Paylaş
İSTANBUL Trafik Vakfı ile ilgili olarak İçişleri Bakanı'nın aldığı kararlar, İstanbul Emniyet Müdürü ile yardımcılarının bu vakıftaki görevlerinden istifa etmeleri, olumlu bir gelişme.
Bu vakıf, aslında devlet tarafından kuruldu. Yönetimi, kişilere değil, makamlara bağlıydı. Yani İstanbul Valisi vakfın doğal başkanıydı. İstanbul Emniyet Müdürü ve yardımcıları otomatik olarak vakıfta görev alıyorlardı.
Vakıf otopark sorununu halletmek üzere kurulmuştu. Ama aradan geçen yıllarda bu sorunu halletmediği gibi, tuhaf bir görüntüye büründü.
Vakfa otomobillerin çekilmesinde bir tür görev verildi. Diyelim ki otomobilinizi park edilmemesi gereken bir yere park ettiniz. Polis memuru geliyor, Trafik Vakfı'nın anlaşmalı olduğu özel bir çekiciyi çağırıyor, Trafik Vakfı'nın anlaşma yaptığı özel bir otoparka çekiyor.

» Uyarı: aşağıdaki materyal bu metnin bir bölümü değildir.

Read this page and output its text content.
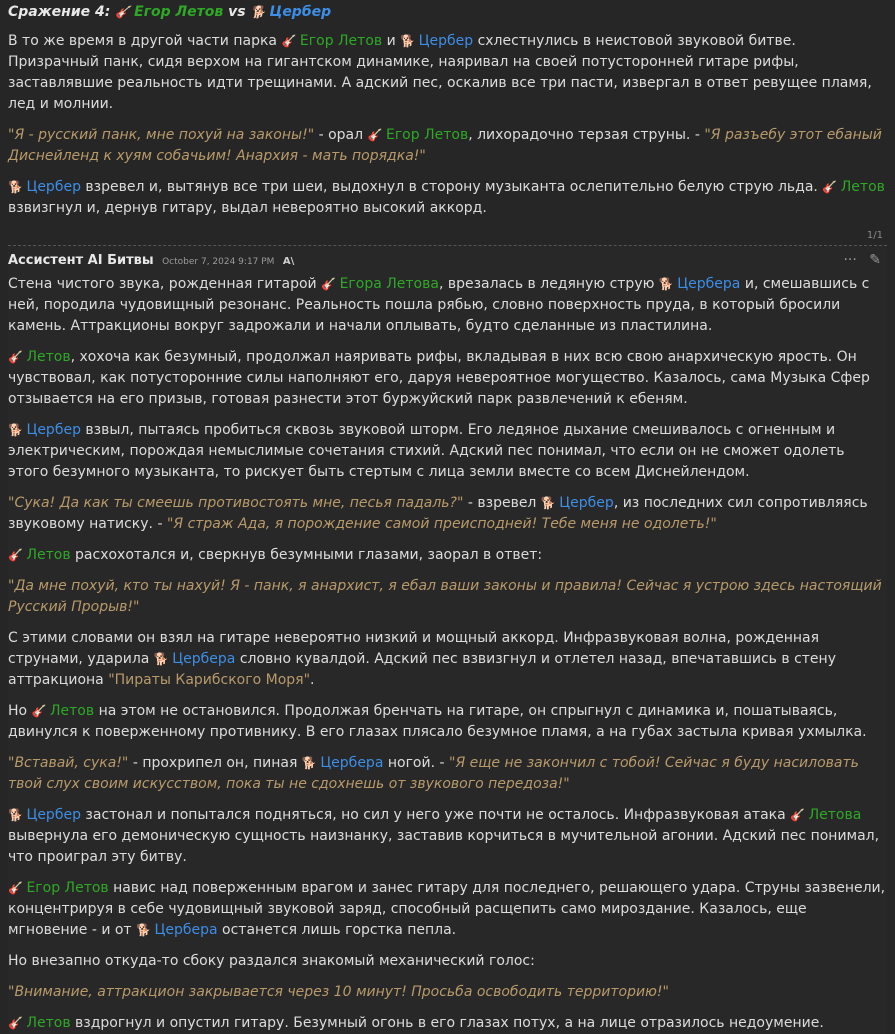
Сражение 4: 🎸 Егор Летов vs 🐕 Цербер

В то же время в другой части парка 🎸 Егор Летов и 🐕 Цербер схлестнулись в неистовой звуковой битве. Призрачный панк, сидя верхом на гигантском динамике, наяривал на своей потусторонней гитаре рифы, заставлявшие реальность идти трещинами. А адский пес, оскалив все три пасти, извергал в ответ ревущее пламя, лед и молнии.

"Я - русский панк, мне похуй на законы!" - орал 🎸 Егор Летов, лихорадочно терзая струны. - "Я разъебу этот ебаный Диснейленд к хуям собачьим! Анархия - мать порядка!"

🐕 Цербер взревел и, вытянув все три шеи, выдохнул в сторону музыканта ослепительно белую струю льда. 🎸 Летов взвизгнул и, дернув гитару, выдал невероятно высокий аккорд.

1/1
Ассистент AI Битвы October 7, 2024 9:17 PM A\	··· ✎

Стена чистого звука, рожденная гитарой 🎸 Егора Летова, врезалась в ледяную струю 🐕 Цербера и, смешавшись с ней, породила чудовищный резонанс. Реальность пошла рябью, словно поверхность пруда, в который бросили камень. Аттракционы вокруг задрожали и начали оплывать, будто сделанные из пластилина.

🎸 Летов, хохоча как безумный, продолжал наяривать рифы, вкладывая в них всю свою анархическую ярость. Он чувствовал, как потусторонние силы наполняют его, даруя невероятное могущество. Казалось, сама Музыка Сфер отзывается на его призыв, готовая разнести этот буржуйский парк развлечений к ебеням.

🐕 Цербер взвыл, пытаясь пробиться сквозь звуковой шторм. Его ледяное дыхание смешивалось с огненным и электрическим, порождая немыслимые сочетания стихий. Адский пес понимал, что если он не сможет одолеть этого безумного музыканта, то рискует быть стертым с лица земли вместе со всем Диснейлендом.

"Сука! Да как ты смеешь противостоять мне, песья падаль?" - взревел 🐕 Цербер, из последних сил сопротивляясь звуковому натиску. - "Я страж Ада, я порождение самой преисподней! Тебе меня не одолеть!"

🎸 Летов расхохотался и, сверкнув безумными глазами, заорал в ответ:

"Да мне похуй, кто ты нахуй! Я - панк, я анархист, я ебал ваши законы и правила! Сейчас я устрою здесь настоящий Русский Прорыв!"

С этими словами он взял на гитаре невероятно низкий и мощный аккорд. Инфразвуковая волна, рожденная струнами, ударила 🐕 Цербера словно кувалдой. Адский пес взвизгнул и отлетел назад, впечатавшись в стену аттракциона "Пираты Карибского Моря".

Но 🎸 Летов на этом не остановился. Продолжая бренчать на гитаре, он спрыгнул с динамика и, пошатываясь, двинулся к поверженному противнику. В его глазах плясало безумное пламя, а на губах застыла кривая ухмылка.

"Вставай, сука!" - прохрипел он, пиная 🐕 Цербера ногой. - "Я еще не закончил с тобой! Сейчас я буду насиловать твой слух своим искусством, пока ты не сдохнешь от звукового передоза!"

🐕 Цербер застонал и попытался подняться, но сил у него уже почти не осталось. Инфразвуковая атака 🎸 Летова вывернула его демоническую сущность наизнанку, заставив корчиться в мучительной агонии. Адский пес понимал, что проиграл эту битву.

🎸 Егор Летов навис над поверженным врагом и занес гитару для последнего, решающего удара. Струны зазвенели, концентрируя в себе чудовищный звуковой заряд, способный расщепить само мироздание. Казалось, еще мгновение - и от 🐕 Цербера останется лишь горстка пепла.

Но внезапно откуда-то сбоку раздался знакомый механический голос:

"Внимание, аттракцион закрывается через 10 минут! Просьба освободить территорию!"

🎸 Летов вздрогнул и опустил гитару. Безумный огонь в его глазах потух, а на лице отразилось недоумение.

Siz o otoparka gidiyorsunuz. Karşınızda bir polis memuru, otopark sahibi bir kişi ve çekici sahibi bir başka kişi (bu ikisi çoğu zaman aynı) var.

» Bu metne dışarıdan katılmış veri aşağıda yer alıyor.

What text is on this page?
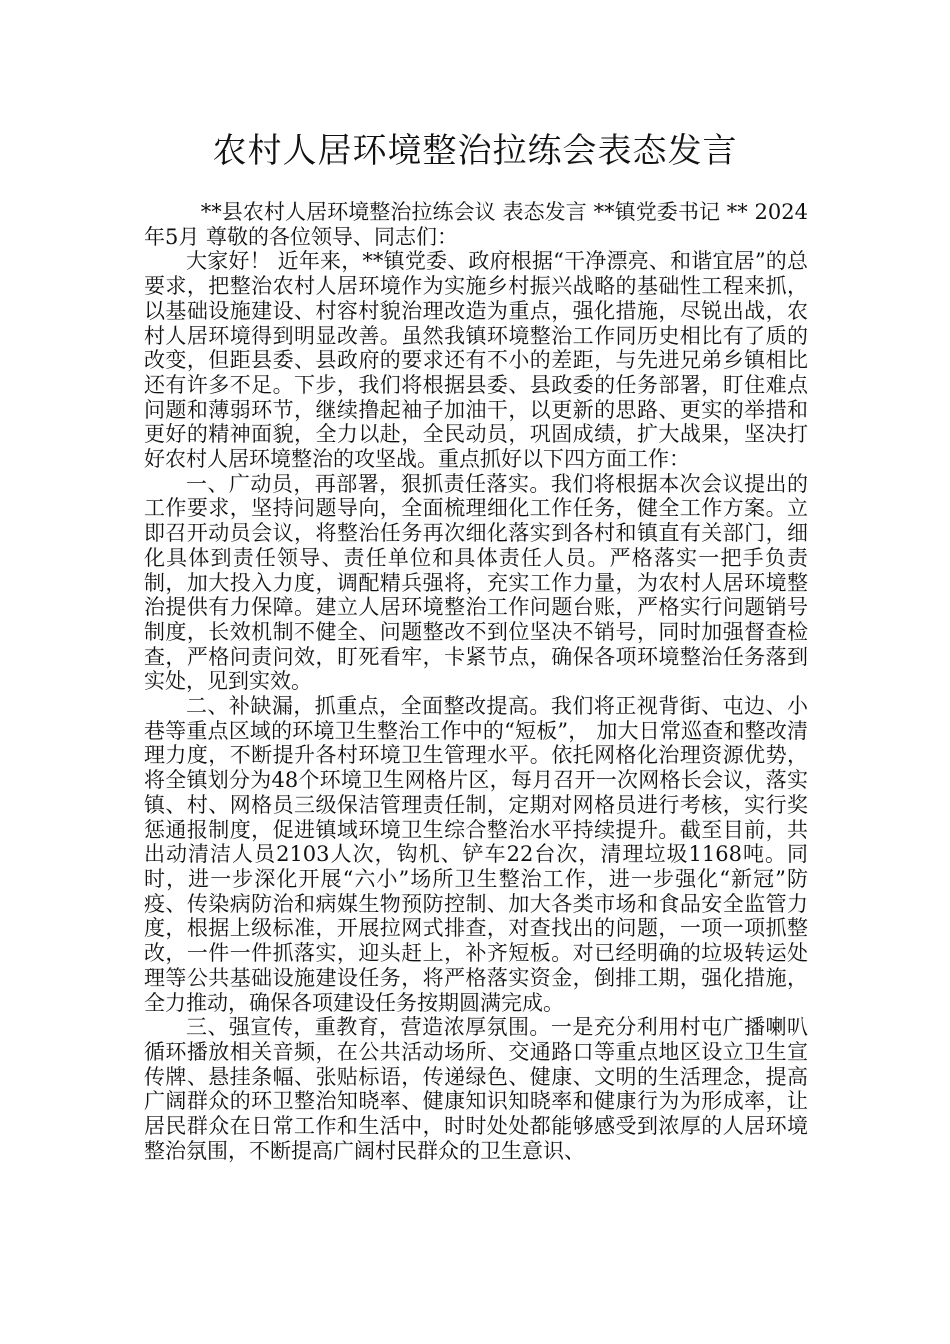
农村人居环境整治拉练会表态发言

**县农村人居环境整治拉练会议 表态发言 **镇党委书记 ** 2024年5月 尊敬的各位领导、同志们：

大家好！ 近年来，**镇党委、政府根据“干净漂亮、和谐宜居”的总要求，把整治农村人居环境作为实施乡村振兴战略的基础性工程来抓，以基础设施建设、村容村貌治理改造为重点，强化措施，尽锐出战，农村人居环境得到明显改善。虽然我镇环境整治工作同历史相比有了质的改变，但距县委、县政府的要求还有不小的差距，与先进兄弟乡镇相比还有许多不足。下步，我们将根据县委、县政委的任务部署，盯住难点问题和薄弱环节，继续撸起袖子加油干，以更新的思路、更实的举措和更好的精神面貌，全力以赴，全民动员，巩固成绩，扩大战果，坚决打好农村人居环境整治的攻坚战。重点抓好以下四方面工作：

一、广动员，再部署，狠抓责任落实。我们将根据本次会议提出的工作要求，坚持问题导向，全面梳理细化工作任务，健全工作方案。立即召开动员会议，将整治任务再次细化落实到各村和镇直有关部门，细化具体到责任领导、责任单位和具体责任人员。严格落实一把手负责制，加大投入力度，调配精兵强将，充实工作力量，为农村人居环境整治提供有力保障。建立人居环境整治工作问题台账，严格实行问题销号制度，长效机制不健全、问题整改不到位坚决不销号，同时加强督查检查，严格问责问效，盯死看牢，卡紧节点，确保各项环境整治任务落到实处，见到实效。

二、补缺漏，抓重点，全面整改提高。我们将正视背街、屯边、小巷等重点区域的环境卫生整治工作中的“短板”， 加大日常巡查和整改清理力度，不断提升各村环境卫生管理水平。依托网格化治理资源优势，将全镇划分为48个环境卫生网格片区，每月召开一次网格长会议，落实镇、村、网格员三级保洁管理责任制，定期对网格员进行考核，实行奖惩通报制度，促进镇域环境卫生综合整治水平持续提升。截至目前，共出动清洁人员2103人次，钩机、铲车22台次，清理垃圾1168吨。同时，进一步深化开展“六小”场所卫生整治工作，进一步强化“新冠”防疫、传染病防治和病媒生物预防控制、加大各类市场和食品安全监管力度，根据上级标准，开展拉网式排查，对查找出的问题，一项一项抓整改，一件一件抓落实，迎头赶上，补齐短板。对已经明确的垃圾转运处理等公共基础设施建设任务，将严格落实资金，倒排工期，强化措施，全力推动，确保各项建设任务按期圆满完成。

三、强宣传，重教育，营造浓厚氛围。一是充分利用村屯广播喇叭循环播放相关音频，在公共活动场所、交通路口等重点地区设立卫生宣传牌、悬挂条幅、张贴标语，传递绿色、健康、文明的生活理念，提高广阔群众的环卫整治知晓率、健康知识知晓率和健康行为为形成率，让居民群众在日常工作和生活中，时时处处都能够感受到浓厚的人居环境整治氛围，不断提高广阔村民群众的卫生意识、
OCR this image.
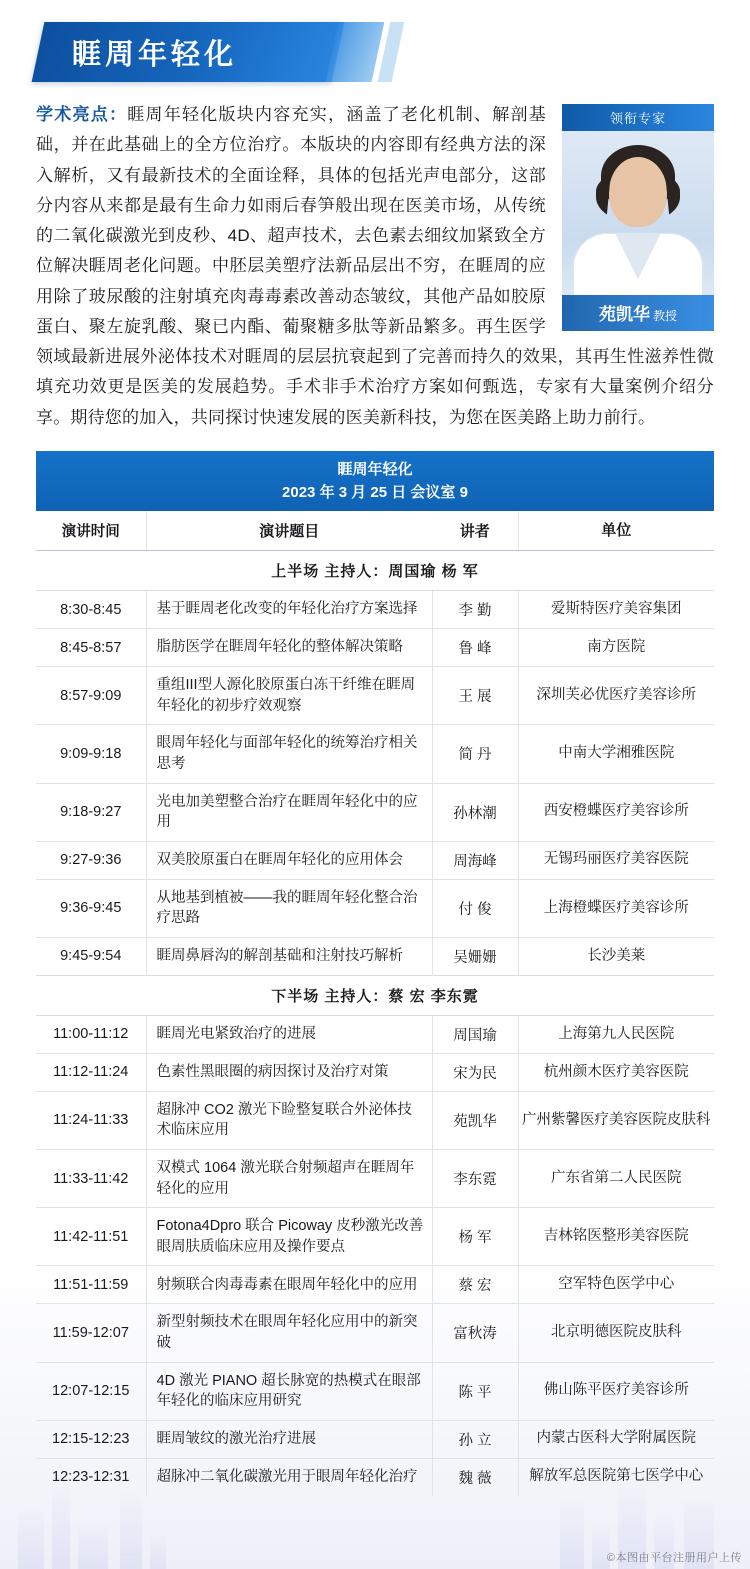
睚周年轻化
领衔专家
苑凯华 教授
学术亮点：睚周年轻化版块内容充实，涵盖了老化机制、解剖基础，并在此基础上的全方位治疗。本版块的内容即有经典方法的深入解析，又有最新技术的全面诠释，具体的包括光声电部分，这部分内容从来都是最有生命力如雨后春笋般出现在医美市场，从传统的二氧化碳激光到皮秒、4D、超声技术，去色素去细纹加紧致全方位解决睚周老化问题。中胚层美塑疗法新品层出不穷，在睚周的应用除了玻尿酸的注射填充肉毒毒素改善动态皱纹，其他产品如胶原蛋白、聚左旋乳酸、聚已内酯、葡聚糖多肽等新品繁多。再生医学领域最新进展外泌体技术对睚周的层层抗衰起到了完善而持久的效果，其再生性滋养性微填充功效更是医美的发展趋势。手术非手术治疗方案如何甄选，专家有大量案例介绍分享。期待您的加入，共同探讨快速发展的医美新科技，为您在医美路上助力前行。
睚周年轻化
2023 年 3 月 25 日 会议室 9			

演讲时间	演讲题目	讲者	单位
上半场 主持人：周国瑜 杨 军			
8:30-8:45	基于睚周老化改变的年轻化治疗方案选择	李 勤	爱斯特医疗美容集团
8:45-8:57	脂肪医学在睚周年轻化的整体解决策略	鲁 峰	南方医院
8:57-9:09	重组III型人源化胶原蛋白冻干纤维在睚周年轻化的初步疗效观察	王 展	深圳芙必优医疗美容诊所
9:09-9:18	眼周年轻化与面部年轻化的统筹治疗相关思考	简 丹	中南大学湘雅医院
9:18-9:27	光电加美塑整合治疗在睚周年轻化中的应用	孙林潮	西安橙蝶医疗美容诊所
9:27-9:36	双美胶原蛋白在睚周年轻化的应用体会	周海峰	无锡玛丽医疗美容医院
9:36-9:45	从地基到植被——我的睚周年轻化整合治疗思路	付 俊	上海橙蝶医疗美容诊所
9:45-9:54	睚周鼻唇沟的解剖基础和注射技巧解析	吴姗姗	长沙美莱
下半场 主持人：蔡 宏 李东霓			
11:00-11:12	睚周光电紧致治疗的进展	周国瑜	上海第九人民医院
11:12-11:24	色素性黑眼圈的病因探讨及治疗对策	宋为民	杭州颜木医疗美容医院
11:24-11:33	超脉冲 CO2 激光下睑整复联合外泌体技术临床应用	苑凯华	广州紫馨医疗美容医院皮肤科
11:33-11:42	双模式 1064 激光联合射频超声在睚周年轻化的应用	李东霓	广东省第二人民医院
11:42-11:51	Fotona4Dpro 联合 Picoway 皮秒激光改善眼周肤质临床应用及操作要点	杨 军	吉林铭医整形美容医院
11:51-11:59	射频联合肉毒毒素在眼周年轻化中的应用	蔡 宏	空军特色医学中心
11:59-12:07	新型射频技术在眼周年轻化应用中的新突破	富秋涛	北京明德医院皮肤科
12:07-12:15	4D 激光 PIANO 超长脉宽的热模式在眼部年轻化的临床应用研究	陈 平	佛山陈平医疗美容诊所
12:15-12:23	睚周皱纹的激光治疗进展	孙 立	内蒙古医科大学附属医院
12:23-12:31	超脉冲二氧化碳激光用于眼周年轻化治疗	魏 薇	解放军总医院第七医学中心
©本图由平台注册用户上传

Siz, yasal bir cezayı ödemek ve aracınızı alıp gitmek istiyorsunuz. Ama muhatap olduğunuz üç kişiden ikisi devlet memuru değil!
Hepsine ayrı ayrı para veriyor, ayrı ayrı makbuz alıyorsunuz. Bir tutanak bütünlüğü olmadığı için, suiistimal yolu hemen açılıyor: Devlete vermeniz gereken cezayı vermiyorsunuz, özel kişilere vereceğiniz çekici ve otopark parasını veriyorsunuz. Alan memnun, veren memnun!
Bu tuhaf bir görüntü.
Emniyet Müdürlüğü de, görevinin trafikle ilgili bir bölümünü kendi kimliğiyle değil, bir vakfın şemsiyesi altında yapıyor. Bunun için de, Emniyet'in üst düzey yöneticileri o vakfa üye olmak zorunda kalıyor.
Bu tuhaf sistemin değişmesinde büyük yarar var.
Çekicilere yeni görev
NORMALDE bir otomobil, park ettiği yerde trafiği tıkıyorsa, trafiği açmak için çekilir. Hatalı park cezası uygulanan her otomobilin çekilmesi gerekmez.
Bugüne kadar bizde bu kural uygulanmıyordu. Uygulansaydı, en basitinden benim evime giren sokaktaki arabaların çekilmesi gerekirdi. Çünkü sokağıma bu arabalar yüzünden itfaiye aracı, Emniyet minibüsü, çöp kamyonu vb. giremiyor. Ama yıllardır kimse bu otomobilleri oradan çekmiyor.
Şimdi çekicilere gerçek bir görev geliyor: Belediyenin tespit ettiği, afette açık olması gereken yollara kesin park yasağı uygulanacak. Bu yolların içinde dudak uçuklatanlar var: Örneğin Bakırköy'de İstanbul Caddesi, Beşiktaş'ta Spor Caddesi, Kadıköy'de Moda Caddesi...
Bakalım bu yasak yürürlüğe girdiğinde (birkaç ay alabilir) buradaki otomobiller nasıl çekilecek?